The Door into Summer by Robert A. Heinlein (Doubleday, 1957)
In one of the apae in which I’m involved through the Los Angeles Science Fantasy Society, there was some confusion recently between Heinlein’s 1940 short story “The Roads Must Roll” and his 1957 novel The Door into Summer. So I read both. The latter, which was originally serialized in The Magazine of Fantasy & Science Fiction and more recently adapted into a movie, is a slightly dated but wonderful read that combines engineer as hero, corporate espionage, and time travel.
The gist of the book is that engineer and inventor Daniel Boone Davis loses control of his housekeeping robot company through some underhanded contractual dealings involving his partner and their bookkeeper, who is also his fiancee—but not for long. To exact a revenge of sorts, Davis elects to go into suspended animation for 30 years. However, his former partner and fiancee trick him into doing so through another service provider, in order to further cheat him out of his shares of the company.
When Davis comes to 30 years in the future, he discovers that not only are some of his patents still incorporated in commercially available consumer technology—perhaps still a source of income for him—there are also some eerily similar patents that could very well be his own work, as well.

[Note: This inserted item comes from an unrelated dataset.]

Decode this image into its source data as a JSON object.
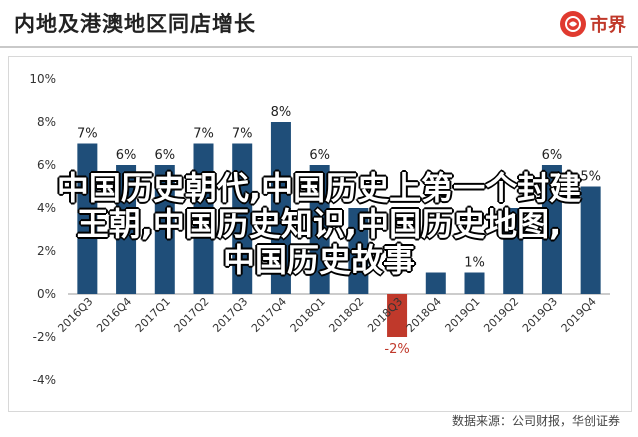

Through a colleague at one of the companies still licensing technology he had a hand in developing, he learns about a professor who’s discovered a mode of time travel—and is able to get sent back in time to several months before he first went into suspended animation.

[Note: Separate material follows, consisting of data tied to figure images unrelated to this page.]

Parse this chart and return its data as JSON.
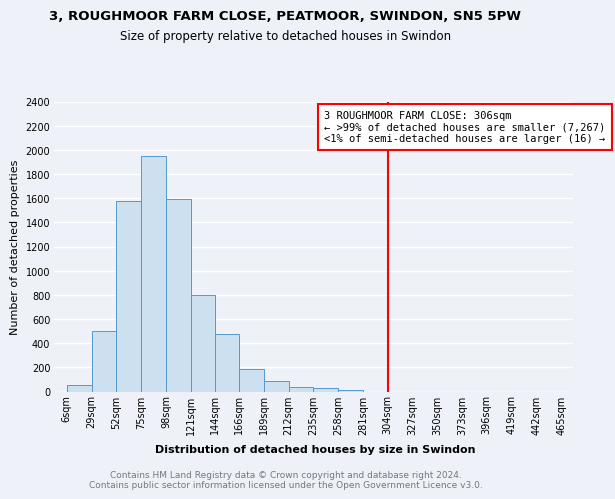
{
  "title": "3, ROUGHMOOR FARM CLOSE, PEATMOOR, SWINDON, SN5 5PW",
  "subtitle": "Size of property relative to detached houses in Swindon",
  "xlabel": "Distribution of detached houses by size in Swindon",
  "ylabel": "Number of detached properties",
  "bin_labels": [
    "6sqm",
    "29sqm",
    "52sqm",
    "75sqm",
    "98sqm",
    "121sqm",
    "144sqm",
    "166sqm",
    "189sqm",
    "212sqm",
    "235sqm",
    "258sqm",
    "281sqm",
    "304sqm",
    "327sqm",
    "350sqm",
    "373sqm",
    "396sqm",
    "419sqm",
    "442sqm",
    "465sqm"
  ],
  "bin_edges": [
    6,
    29,
    52,
    75,
    98,
    121,
    144,
    166,
    189,
    212,
    235,
    258,
    281,
    304,
    327,
    350,
    373,
    396,
    419,
    442,
    465
  ],
  "bar_heights": [
    50,
    500,
    1580,
    1950,
    1590,
    800,
    480,
    190,
    90,
    35,
    25,
    15,
    0,
    0,
    0,
    0,
    0,
    0,
    0,
    0
  ],
  "bar_face_color": "#cce0f0",
  "bar_edge_color": "#5599cc",
  "vline_x": 304,
  "vline_color": "red",
  "ylim": [
    0,
    2400
  ],
  "yticks": [
    0,
    200,
    400,
    600,
    800,
    1000,
    1200,
    1400,
    1600,
    1800,
    2000,
    2200,
    2400
  ],
  "annotation_title": "3 ROUGHMOOR FARM CLOSE: 306sqm",
  "annotation_line1": "← >99% of detached houses are smaller (7,267)",
  "annotation_line2": "<1% of semi-detached houses are larger (16) →",
  "annotation_box_color": "#ffffff",
  "annotation_box_edgecolor": "red",
  "footer_line1": "Contains HM Land Registry data © Crown copyright and database right 2024.",
  "footer_line2": "Contains public sector information licensed under the Open Government Licence v3.0.",
  "background_color": "#eef2f8",
  "grid_color": "#ffffff",
  "title_fontsize": 9.5,
  "subtitle_fontsize": 8.5,
  "axis_label_fontsize": 8,
  "tick_fontsize": 7,
  "annotation_fontsize": 7.5,
  "footer_fontsize": 6.5
}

Falling in with a group of nudists in Colorado, he develops similar, competing technology, establishes another shell company, and does everything he can to provide for the future he encountered—interpreting and claiming it as his own—before he gets pulled back into the future.

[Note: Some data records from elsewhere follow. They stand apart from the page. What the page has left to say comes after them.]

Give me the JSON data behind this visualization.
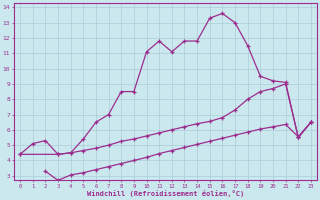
{
  "line1_x": [
    0,
    1,
    2,
    3,
    4,
    5,
    6,
    7,
    8,
    9,
    10,
    11,
    12,
    13,
    14,
    15,
    16,
    17,
    18,
    19,
    20,
    21,
    22,
    23
  ],
  "line1_y": [
    4.4,
    5.1,
    5.3,
    4.4,
    4.5,
    5.4,
    6.5,
    7.0,
    8.5,
    8.5,
    11.1,
    11.8,
    11.1,
    11.8,
    11.8,
    13.3,
    13.6,
    13.0,
    11.5,
    9.5,
    9.2,
    9.1,
    5.5,
    6.5
  ],
  "line2_x": [
    0,
    3,
    4,
    5,
    6,
    7,
    8,
    9,
    10,
    11,
    12,
    13,
    14,
    15,
    16,
    17,
    18,
    19,
    20,
    21,
    22,
    23
  ],
  "line2_y": [
    4.4,
    4.4,
    4.5,
    4.65,
    4.8,
    5.0,
    5.25,
    5.4,
    5.6,
    5.8,
    6.0,
    6.2,
    6.4,
    6.55,
    6.8,
    7.3,
    8.0,
    8.5,
    8.7,
    9.0,
    5.5,
    6.5
  ],
  "line3_x": [
    2,
    3,
    4,
    5,
    6,
    7,
    8,
    9,
    10,
    11,
    12,
    13,
    14,
    15,
    16,
    17,
    18,
    19,
    20,
    21,
    22,
    23
  ],
  "line3_y": [
    3.3,
    2.7,
    3.05,
    3.2,
    3.4,
    3.6,
    3.8,
    4.0,
    4.2,
    4.45,
    4.65,
    4.85,
    5.05,
    5.25,
    5.45,
    5.65,
    5.85,
    6.05,
    6.2,
    6.35,
    5.55,
    6.5
  ],
  "line_color": "#9b2d8e",
  "bg_color": "#cce8ef",
  "grid_color": "#aacdd8",
  "xlabel": "Windchill (Refroidissement éolien,°C)",
  "xlim": [
    -0.5,
    23.5
  ],
  "ylim": [
    2.7,
    14.3
  ],
  "yticks": [
    3,
    4,
    5,
    6,
    7,
    8,
    9,
    10,
    11,
    12,
    13,
    14
  ],
  "xticks": [
    0,
    1,
    2,
    3,
    4,
    5,
    6,
    7,
    8,
    9,
    10,
    11,
    12,
    13,
    14,
    15,
    16,
    17,
    18,
    19,
    20,
    21,
    22,
    23
  ],
  "marker": "+"
}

Some readers might find the protagonist’s love interest problematic. Were it not for his preteen, perhaps distant relative also taking the cold sleep to reunite with him in the future—where they can finally marry as adults—most of their time together was spent as a man in his 30s and a girl of perhaps 12 or younger. He even agrees to marry her—in the future—while visiting her at a Girl Scout camp—having traveled to their past. The situation is somewhat uncomfortable and not entirely gracefully resolved through time travel. The other women portrayed in the book are either receptionists or his duplicitous bookkeeper fiancee, who’d been involved in similar crimes.
The novel is an intriguing piece of fiction with two different forms of time travel, an interesting untangling of the time-travel paradox, and plenty of commentary on the positive contributions of engineering and engineers in overcoming challenges, solving problems, and creating a positive future. The details surrounding the “cold sleep” technology are also interesting, with its emergence from the military during a nuclear conflict that is largely glossed over.